Помимо того, ему необходимо было ознакомиться и с трудами, написанными по истории цивилизации, с фольклором, историей нравов и обычаев, и с многими путешествиями западных и восточных авторов.

Просиживая долгие часы в Ленинской, фундаментальной Университетской библиотеках и библиотеке имени Сабира, Ахмед досконально изучал вопрос.

Как-то раз одна из взятых в читальном зале книг приковала к себе его внимание. То было произведение некоего Чопо, написанное об улусе «Ель»1 и в середине XIX века переведенное на европейские языки.

Раскрыв книгу, Ахмед с глубоким интересом погрузился в чтение.

Юсиф Везир Чеменземинли

ДЕВИЧИЙ РОДНИК

роман

Copyright — Азернешр, 1973

Copyright — Азернешр, 1985., с изменениями.

Перевод С. Беклярбековой.

Данный текст не может быть использован в коммерческих целях, кроме как с согласия владельца авторских прав.

ЧАСТЬ ПЕРВАЯ

1

«Сегодня последний день лекций» — восклицал каждый с чувством живейшей радости. Молодежь, вереницей стекающаяся со всех сторон кабиллы 2, столпилась в саду. Кебусей явился туда раньше нас.

«Где вы, философы?» — вопрошал он с легкой иронией, намекающей на наше опоздание.

Улыбающееся лицо учителя обезоруживало. Усевшись на пень срубленного дерева и указывая на собранные на траве кирпичи, Кебусей начал:

— Вы заканчиваете ваши лекции этими кирпичами. Сюда занесена вся история общины Петуха. Вам необходимо ее знать. Вместо расстилающейся перед глазами цветущей местности здесь некогда была голая равнина. Основателем общины, первым заселившим эти края, был мидиец Джамасп. Его биография — история возникновения общины. Он сам занес эти записи на кирпичи. Теперь Джейнис прочтет, а вы послушаете их содержание. Однако я должен прибавить, что Джамасп был заратусцем, но, восстав против некоторых законов Заратустры, вынужден был покинуть родину.

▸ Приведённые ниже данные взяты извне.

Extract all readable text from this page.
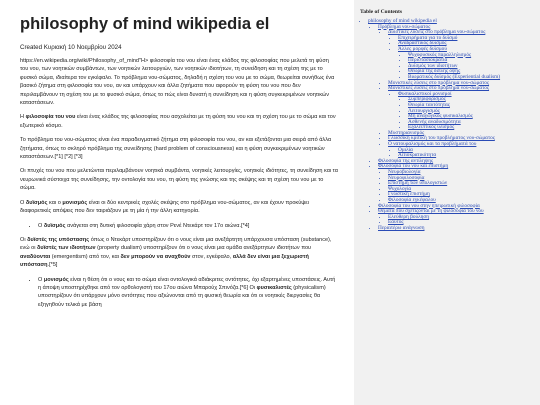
philosophy of mind wikipedia el
Created Κυριακή 10 Νοεμβρίου 2024

https://en.wikipedia.org/wiki/Philosophy_of_mind"H> φιλοσοφία του νου είναι ένας κλάδος της φιλοσοφίας που μελετά τη φύση του νου, των νοητικών συμβάντων, των νοητικών λειτουργιών, των νοητικών ιδιοτήτων, τη συνείδηση και τη σχέση της με το φυσικό σώμα, ιδιαίτερα τον εγκέφαλο. Το πρόβλημα νου-σώματος, δηλαδή η σχέση του νου με το σώμα, θεωρείται συνήθως ένα βασικό ζήτημα στη φιλοσοφία του νου, αν και υπάρχουν και άλλα ζητήματα που αφορούν τη φύση του νου που δεν περιλαμβάνουν τη σχέση του με το φυσικό σώμα, όπως το πώς είναι δυνατή η συνείδηση και η φύση συγκεκριμένων νοητικών καταστάσεων.

Η φιλοσοφία του νου είναι ένας κλάδος της φιλοσοφίας που ασχολείται με τη φύση του νου και τη σχέση του με το σώμα και τον εξωτερικό κόσμο.

Το πρόβλημα του νου-σώματος είναι ένα παραδειγματικό ζήτημα στη φιλοσοφία του νου, αν και εξετάζονται μια σειρά από άλλα ζητήματα, όπως το σκληρό πρόβλημα της συνείδησης (hard problem of consciousness) και η φύση συγκεκριμένων νοητικών καταστάσεων.[*1] [*2] [*3]

Οι πτυχές του νου που μελετώνται περιλαμβάνουν νοητικά συμβάντα, νοητικές λειτουργίες, νοητικές ιδιότητες, τη συνείδηση και τα νευρωνικά σύστοιχα της συνείδησης, την οντολογία του νου, τη φύση της γνώσης και της σκέψης και τη σχέση του νου με το σώμα.

Ο δυϊσμός και ο μονισμός είναι οι δύο κεντρικές σχολές σκέψης στο πρόβλημα νου-σώματος, αν και έχουν προκύψει διαφορετικές απόψεις που δεν ταιριάζουν με τη μία ή την άλλη κατηγορία.

• Ο δυϊσμός ανάγεται στη δυτική φιλοσοφία χάρη στον Ρενέ Ντεκάρτ τον 17ο αιώνα.[*4]

Οι δυϊστές της υπόστασης όπως ο Ντεκάρτ υποστηρίζουν ότι ο νους είναι μια ανεξάρτητη υπάρχουσα υπόσταση (substance), ενώ οι δυϊστές των ιδιοτήτων (property dualism) υποστηρίζουν ότι ο νους είναι μια ομάδα ανεξάρτητων ιδιοτήτων που αναδύονται (emergentism) από τον, και δεν μπορούν να αναχθούν στον, εγκέφαλο, αλλά δεν είναι μια ξεχωριστή υπόσταση.[*5]

• Ο μονισμός είναι η θέση ότι ο νους και το σώμα είναι οντολογικά αδιάκριτες οντότητες, όχι εξαρτημένες υποστάσεις. Αυτή η άποψη υποστηρίχθηκε από τον ορθολογιστή του 17ου αιώνα Μπαρούχ Σπινόζα.[*6] Οι φυσικαλιστές (physicalism) υποστηρίζουν ότι υπάρχουν μόνο οντότητες που αξιώνονται από τη φυσική θεωρία και ότι οι νοητικές διεργασίες θα εξηγηθούν τελικά με βάση
Table of Contents
• philosophy of mind wikipedia el
• Πρόβλημα νου-σώματος
• Δυϊστικές λύσεις στο πρόβλημα νου-σώματος
• Επιχειρήματα για το δυϊσμό
• Αναδραστικός δυϊσμός
• Άλλες μορφές δυϊσμού
• Ψυχοφυσικός παραλληλισμός
• Περιστασιοκρατία
• Δυϊσμός των ιδιοτήτων
• Θεωρία της διπλής όψης
• Βιωματικός δυϊσμός (Experiential dualism)
• Μονιστικές λύσεις στο πρόβλημα νου-σώματος
• Μονιστικές λύσεις στο πρόβλημα νου-σώματος
• Φυσικαλιστικοί μονισμοί
• Συμπεριφορισμός
• Θεωρία ταυτότητας
• Λειτουργισμός
• Μη αναγωγικός φυσικαλισμός
• Ασθενής αναδυσιμότητα
• Εξαλειπτικός υλισμός
• Μυστηριανισμός
• Γλωσσική κριτική του προβλήματος νου-σώματος
• Ο νατουραλισμός και τα προβλήματά του
• Ομιλία
• Αιτιοκρατικότητα
• Φιλοσοφία της αντίληψης
• Φιλοσοφία του νου και επιστήμη
• Νευροβιολογία
• Νευροφιλοσοφία
• Επιστήμη των υπολογιστών
• Ψυχολογία
• Γνωστική επιστήμη
• Φιλοσοφία εγκέφαλου
• Φιλοσοφία του νου στην ηπειρωτική φιλοσοφία
• Θέματα που σχετίζονται με τη φιλοσοφία του νου
• Ελεύθερη βούληση
• Εαυτός
• Περαιτέρω ανάγνωση
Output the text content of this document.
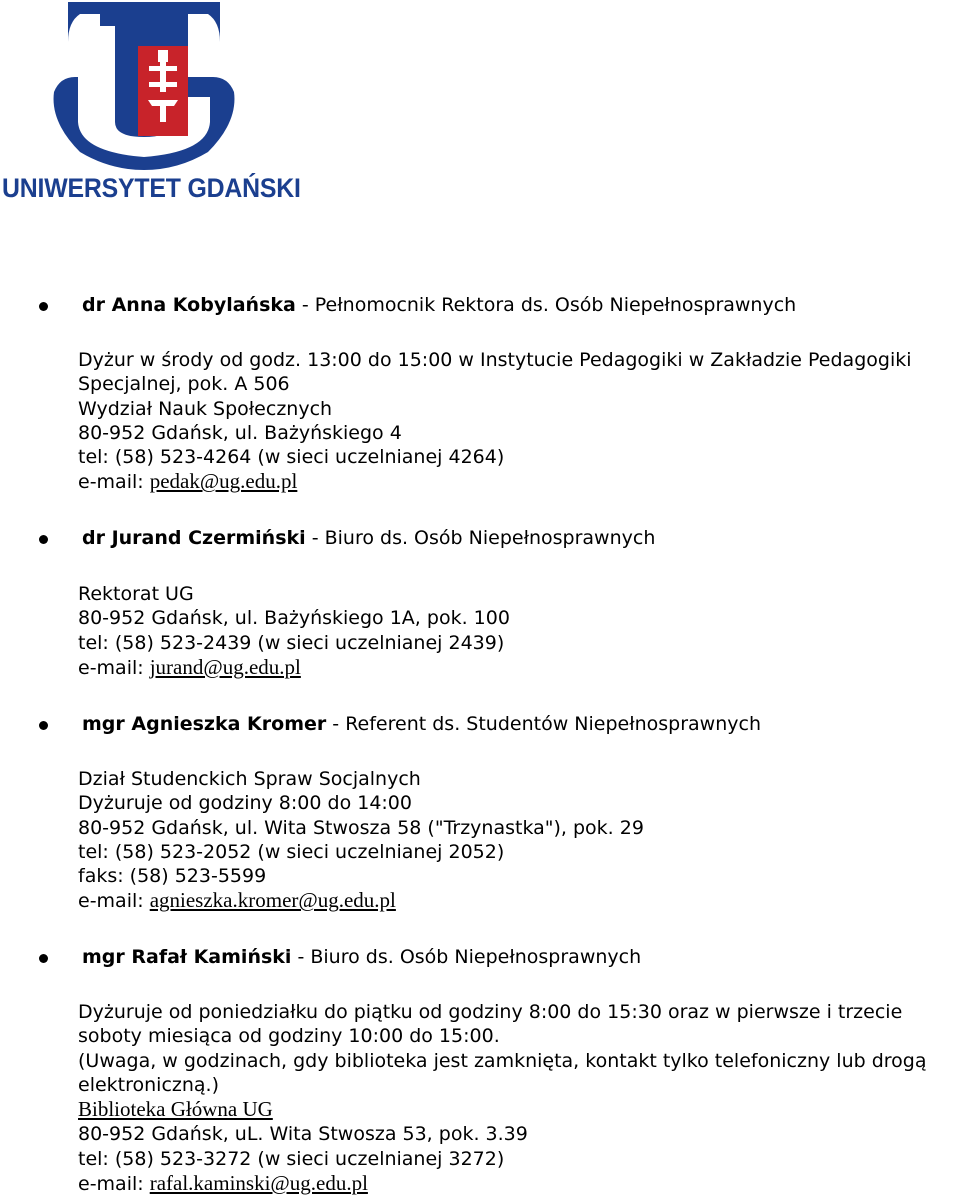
UNIWERSYTET GDAŃSKI
dr Anna Kobylańska - Pełnomocnik Rektora ds. Osób Niepełnosprawnych
Dyżur w środy od godz. 13:00 do 15:00 w Instytucie Pedagogiki w Zakładzie Pedagogiki
Specjalnej, pok. A 506
Wydział Nauk Społecznych
80-952 Gdańsk, ul. Bażyńskiego 4
tel: (58) 523-4264 (w sieci uczelnianej 4264)
e-mail: pedak@ug.edu.pl
dr Jurand Czermiński - Biuro ds. Osób Niepełnosprawnych
Rektorat UG
80-952 Gdańsk, ul. Bażyńskiego 1A, pok. 100
tel: (58) 523-2439 (w sieci uczelnianej 2439)
e-mail: jurand@ug.edu.pl
mgr Agnieszka Kromer - Referent ds. Studentów Niepełnosprawnych
Dział Studenckich Spraw Socjalnych
Dyżuruje od godziny 8:00 do 14:00
80-952 Gdańsk, ul. Wita Stwosza 58 ("Trzynastka"), pok. 29
tel: (58) 523-2052 (w sieci uczelnianej 2052)
faks: (58) 523-5599
e-mail: agnieszka.kromer@ug.edu.pl
mgr Rafał Kamiński - Biuro ds. Osób Niepełnosprawnych
Dyżuruje od poniedziałku do piątku od godziny 8:00 do 15:30 oraz w pierwsze i trzecie
soboty miesiąca od godziny 10:00 do 15:00.
(Uwaga, w godzinach, gdy biblioteka jest zamknięta, kontakt tylko telefoniczny lub drogą
elektroniczną.)
Biblioteka Główna UG
80-952 Gdańsk, uL. Wita Stwosza 53, pok. 3.39
tel: (58) 523-3272 (w sieci uczelnianej 3272)
e-mail: rafal.kaminski@ug.edu.pl
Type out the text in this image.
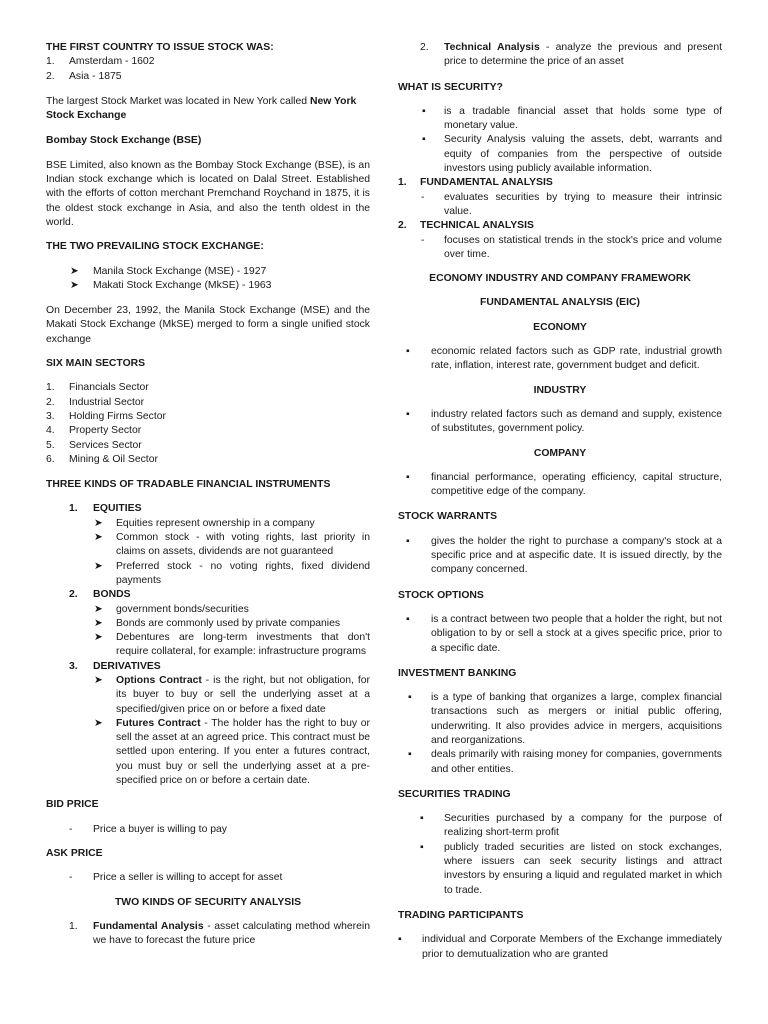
THE FIRST COUNTRY TO ISSUE STOCK WAS:

1. Amsterdam - 1602
2. Asia - 1875

The largest Stock Market was located in New York called New York Stock Exchange

Bombay Stock Exchange (BSE)

BSE Limited, also known as the Bombay Stock Exchange (BSE), is an Indian stock exchange which is located on Dalal Street. Established with the efforts of cotton merchant Premchand Roychand in 1875, it is the oldest stock exchange in Asia, and also the tenth oldest in the world.

THE TWO PREVAILING STOCK EXCHANGE:

➤ Manila Stock Exchange (MSE) - 1927
➤ Makati Stock Exchange (MkSE) - 1963

On December 23, 1992, the Manila Stock Exchange (MSE) and the Makati Stock Exchange (MkSE) merged to form a single unified stock exchange

SIX MAIN SECTORS

1. Financials Sector
2. Industrial Sector
3. Holding Firms Sector
4. Property Sector
5. Services Sector
6. Mining & Oil Sector

THREE KINDS OF TRADABLE FINANCIAL INSTRUMENTS

1. EQUITIES
➤ Equities represent ownership in a company
➤ Common stock - with voting rights, last priority in claims on assets, dividends are not guaranteed
➤ Preferred stock - no voting rights, fixed dividend payments
2. BONDS
➤ government bonds/securities
➤ Bonds are commonly used by private companies
➤ Debentures are long-term investments that don't require collateral, for example: infrastructure programs
3. DERIVATIVES
➤ Options Contract - is the right, but not obligation, for its buyer to buy or sell the underlying asset at a specified/given price on or before a fixed date
➤ Futures Contract - The holder has the right to buy or sell the asset at an agreed price. This contract must be settled upon entering. If you enter a futures contract, you must buy or sell the underlying asset at a pre-specified price on or before a certain date.

BID PRICE

- Price a buyer is willing to pay

ASK PRICE

- Price a seller is willing to accept for asset

TWO KINDS OF SECURITY ANALYSIS

1. Fundamental Analysis - asset calculating method wherein we have to forecast the future price
2. Technical Analysis - analyze the previous and present price to determine the price of an asset

WHAT IS SECURITY?

▪ is a tradable financial asset that holds some type of monetary value.
▪ Security Analysis valuing the assets, debt, warrants and equity of companies from the perspective of outside investors using publicly available information.
1. FUNDAMENTAL ANALYSIS
- evaluates securities by trying to measure their intrinsic value.
2. TECHNICAL ANALYSIS
- focuses on statistical trends in the stock's price and volume over time.

ECONOMY INDUSTRY AND COMPANY FRAMEWORK

FUNDAMENTAL ANALYSIS (EIC)

ECONOMY

▪ economic related factors such as GDP rate, industrial growth rate, inflation, interest rate, government budget and deficit.

INDUSTRY

▪ industry related factors such as demand and supply, existence of substitutes, government policy.

COMPANY

▪ financial performance, operating efficiency, capital structure, competitive edge of the company.

STOCK WARRANTS

▪ gives the holder the right to purchase a company's stock at a specific price and at aspecific date. It is issued directly, by the company concerned.

STOCK OPTIONS

▪ is a contract between two people that a holder the right, but not obligation to by or sell a stock at a gives specific price, prior to a specific date.

INVESTMENT BANKING

▪ is a type of banking that organizes a large, complex financial transactions such as mergers or initial public offering, underwriting. It also provides advice in mergers, acquisitions and reorganizations.
▪ deals primarily with raising money for companies, governments and other entities.

SECURITIES TRADING

▪ Securities purchased by a company for the purpose of realizing short-term profit
▪ publicly traded securities are listed on stock exchanges, where issuers can seek security listings and attract investors by ensuring a liquid and regulated market in which to trade.

TRADING PARTICIPANTS

▪ individual and Corporate Members of the Exchange immediately prior to demutualization who are granted
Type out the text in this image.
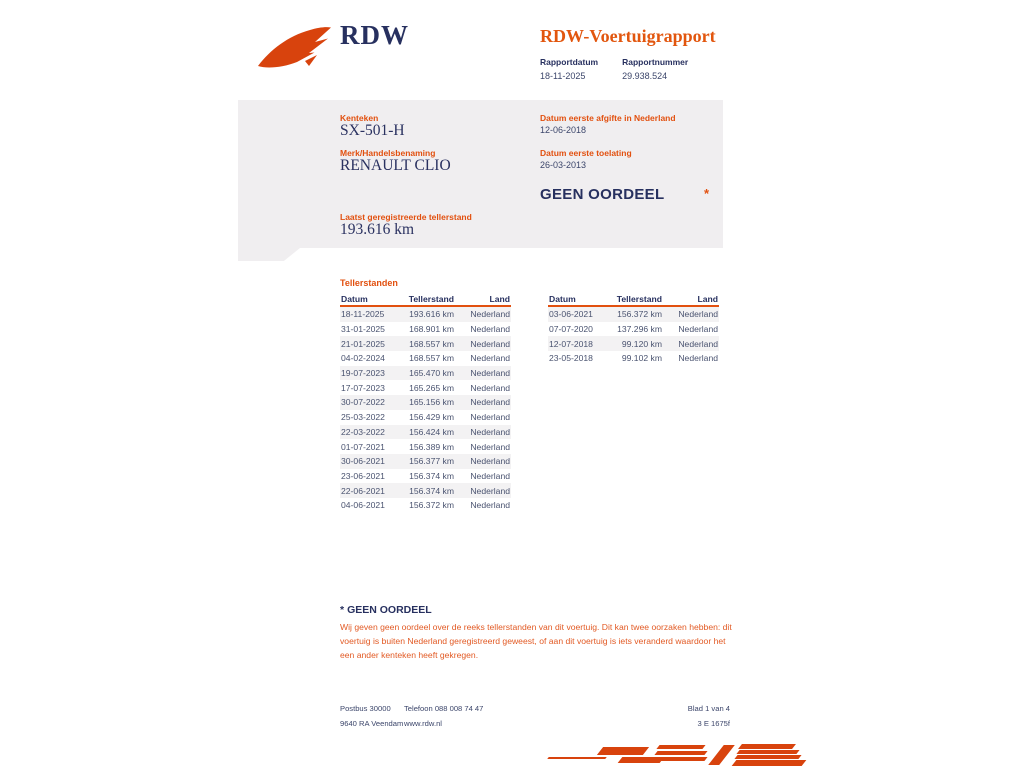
RDW	RDW-Voertuigrapport
Rapportdatum
18-11-2025
Rapportnummer
29.938.524
Kenteken
SX-501-H
Merk/Handelsbenaming
RENAULT CLIO
Laatst geregistreerde tellerstand
193.616 km
Datum eerste afgifte in Nederland
12-06-2018
Datum eerste toelating
26-03-2013
GEEN OORDEEL	*
Tellerstanden
Datum	Tellerstand	Land
18-11-2025	193.616 km	Nederland
31-01-2025	168.901 km	Nederland
21-01-2025	168.557 km	Nederland
04-02-2024	168.557 km	Nederland
19-07-2023	165.470 km	Nederland
17-07-2023	165.265 km	Nederland
30-07-2022	165.156 km	Nederland
25-03-2022	156.429 km	Nederland
22-03-2022	156.424 km	Nederland
01-07-2021	156.389 km	Nederland
30-06-2021	156.377 km	Nederland
23-06-2021	156.374 km	Nederland
22-06-2021	156.374 km	Nederland
04-06-2021	156.372 km	Nederland
Datum	Tellerstand	Land
03-06-2021	156.372 km	Nederland
07-07-2020	137.296 km	Nederland
12-07-2018	99.120 km	Nederland
23-05-2018	99.102 km	Nederland
* GEEN OORDEEL
Wij geven geen oordeel over de reeks tellerstanden van dit voertuig. Dit kan twee oorzaken hebben: dit voertuig is buiten Nederland geregistreerd geweest, of aan dit voertuig is iets veranderd waardoor het een ander kenteken heeft gekregen.
Postbus 30000
9640 RA Veendam
Telefoon 088 008 74 47
www.rdw.nl
Blad 1 van 4
3 E 1675f
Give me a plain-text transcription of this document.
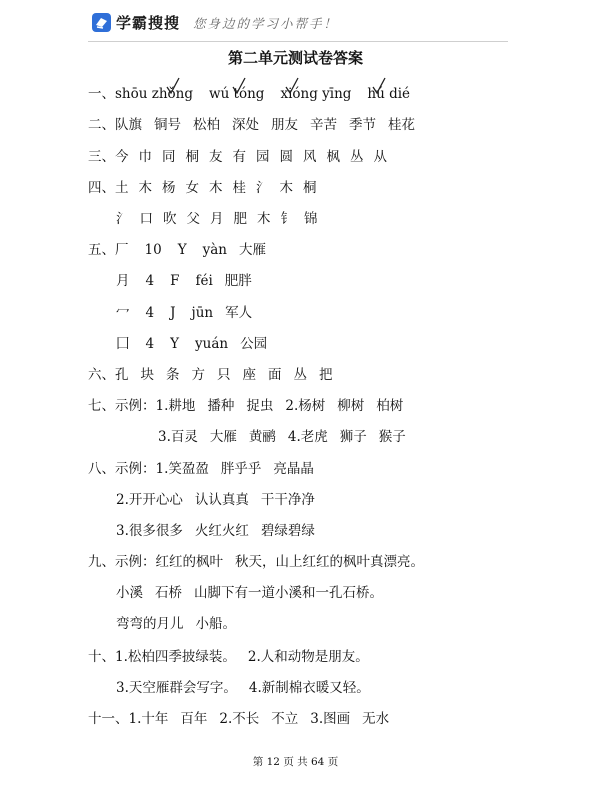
学霸搜搜 您身边的学习小帮手！
第二单元测试卷答案
一、shōu zhǒng wú tóng xióng yīng hú dié
二、队旗 铜号 松柏 深处 朋友 辛苦 季节 桂花
三、今 巾 同 桐 友 有 园 圆 风 枫 丛 从
四、土 木 杨 女 木 桂 氵 木 桐
氵 口 吹 父 月 肥 木 钅 锦
五、厂 10 Y yàn 大雁
月 4 F féi 肥胖
冖 4 J jūn 军人
囗 4 Y yuán 公园
六、孔 块 条 方 只 座 面 丛 把
七、示例：1.耕地 播种 捉虫 2.杨树 柳树 柏树
3.百灵 大雁 黄鹂 4.老虎 狮子 猴子
八、示例：1.笑盈盈 胖乎乎 亮晶晶
2.开开心心 认认真真 干干净净
3.很多很多 火红火红 碧绿碧绿
九、示例：红红的枫叶 秋天，山上红红的枫叶真漂亮。
小溪 石桥 山脚下有一道小溪和一孔石桥。
弯弯的月儿 小船。
十、1.松柏四季披绿装。 2.人和动物是朋友。
3.天空雁群会写字。 4.新制棉衣暖又轻。
十一、1.十年 百年 2.不长 不立 3.图画 无水
第 12 页 共 64 页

После этих слов, подозвав друга моего Джейниса, Кебусей попросил его приступить к чтению. Джейнис считался одним из лучших учеников. Он отлично разбирался в клинописи. Обычно он заносил на кирпичи заметки учителя.

2

Джейнис продолжил:

— Отец мой был хранителем огня, выходцем с Мугани. Ребенком он прислуживал при храме и в то же время учился. Благодаря усердию и познаниям, высказанным им при толковании «Авесты», главный жрец берет на себя труд помочь ему завершить образование. Затем ему дается разрешение на совершение религиозных обрядов и церемоний. Исполняя лет пять эту должность, он назначается главным жрецом Суракханского храма, и, наконец, будучи назначен руководителем Атыргюшаспского храма в Джеза, остается там в течение семи лет, женится на своей сестре и от этого брака у него родятся сын и дочь.

Но он не переносит климата Джеза и начинает болеть лихорадкой. Заслышав об этом, главный жрец Хамадана приглашает его к себе.

Спустя год после переезда отца в Хамадан, появляюсь на свет я.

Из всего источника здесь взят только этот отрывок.